Michigan bill would let college students lead classrooms -- alone
College students pursuing education degrees could teach in classrooms of their own — without a certified teacher there to supervise — under a bill proposed by a Michigan state representative.
Republican Rep. Pamela Hornberger, chair of the House Education Committee, proposed a bill Tuesday that would allow the students to lead their own classrooms.
"This bill is just one more option for our local schools to consider in providing an education to their students and families," said Hornberger.
The bill would not require education students to take the postings, and it would not require districts to hire college students if they do not want to.
Hornberger said the proposed legislation would address Michigan's teacher shortage.
“We’re at the point where we’re voting to put anyone with a pulse and breathing in a classroom to sub," said Hornberger. "We need to do something."
The students would not need to be certified in order to teach. They would sign contracts for up to a year.

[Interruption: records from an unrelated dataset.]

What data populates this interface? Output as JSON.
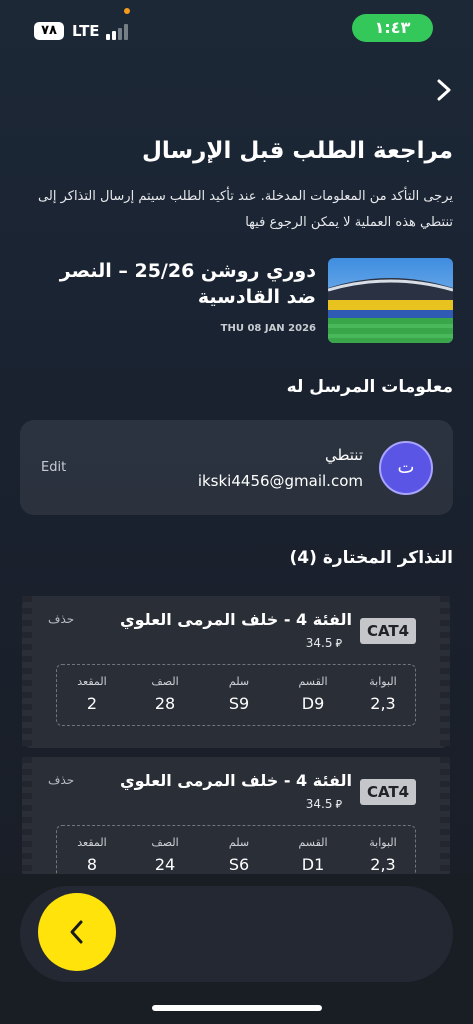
{
  "status_bar": {
    "battery": "٧٨",
    "network": "LTE",
    "time": "١:٤٣"
  },
  "header": {
    "title": "مراجعة الطلب قبل الإرسال",
    "description": "يرجى التأكد من المعلومات المدخلة. عند تأكيد الطلب سيتم إرسال التذاكر إلى تنتطي هذه العملية لا يمكن الرجوع فيها"
  },
  "match": {
    "title": "دوري روشن 25/26 – النصر ضد القادسية",
    "date": "THU 08 JAN 2026"
  },
  "sender": {
    "section_title": "معلومات المرسل له",
    "avatar_initial": "ت",
    "name": "تنتطي",
    "email": "ikski4456@gmail.com",
    "edit_label": "Edit"
  },
  "tickets_section": {
    "title": "التذاكر المختارة (4)"
  },
  "ticket_labels": {
    "gate": "البوابة",
    "section": "القسم",
    "stairs": "سلم",
    "row": "الصف",
    "seat": "المقعد",
    "delete": "حذف",
    "currency": "⃁"
  },
  "tickets": [
    {
      "title": "الفئة 4 - خلف المرمى العلوي",
      "price": "34.5",
      "badge": "CAT4",
      "gate": "2,3",
      "section": "D9",
      "stairs": "S9",
      "row": "28",
      "seat": "2"
    },
    {
      "title": "الفئة 4 - خلف المرمى العلوي",
      "price": "34.5",
      "badge": "CAT4",
      "gate": "2,3",
      "section": "D1",
      "stairs": "S6",
      "row": "24",
      "seat": "8"
    }
  ],
  "colors": {
    "accent": "#ffe30b",
    "avatar": "#5b55e6",
    "clock": "#34c759"
  },
  "icons": {
    "top_nav": "chevron-right-icon",
    "fab": "chevron-left-icon"
  }
}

The bill differentiates these aspiring teachers from "student teachers." The uncertified teachers allowed under the new bill would be paid for their work, and, unlike when working as a student teacher, the bill would allow them to teach completely on their own, without a mentor present in the room.
Thomas Morgan, a spokesperson for the Michigan Education Association, said the measure would be setting prospective teachers up for failure.
"There’s a lot of pressure and burnout already among student teachers," said Morgan. "We’re concerned that isolating them in classrooms of their own without the right support networks could cause more pressure and potentially cause them to leave the profession before they even start."
Hornberger could not be reached for comment.
Both Morgan and Michigan Department of Education Superintendent Michael Rice called for a focus on recruitment and retention of full-time teachers instead of pulling in college students as long-term substitutes.
"We have to do better with support for teachers in and out of the classroom," Rice said. "We have to do better with teacher compensation as well."
Rice submitted a letter to legislature in November with several suggestions to help ease the teacher shortage. The proposals would cost between $300 million and $500 million over the next five years.
The suggestions include scholarships for high school students pursuing teaching careers, stipends for student teaching internships, loan forgiveness, tuition reimbursement and easing of restrictions on teacher licenses from other states.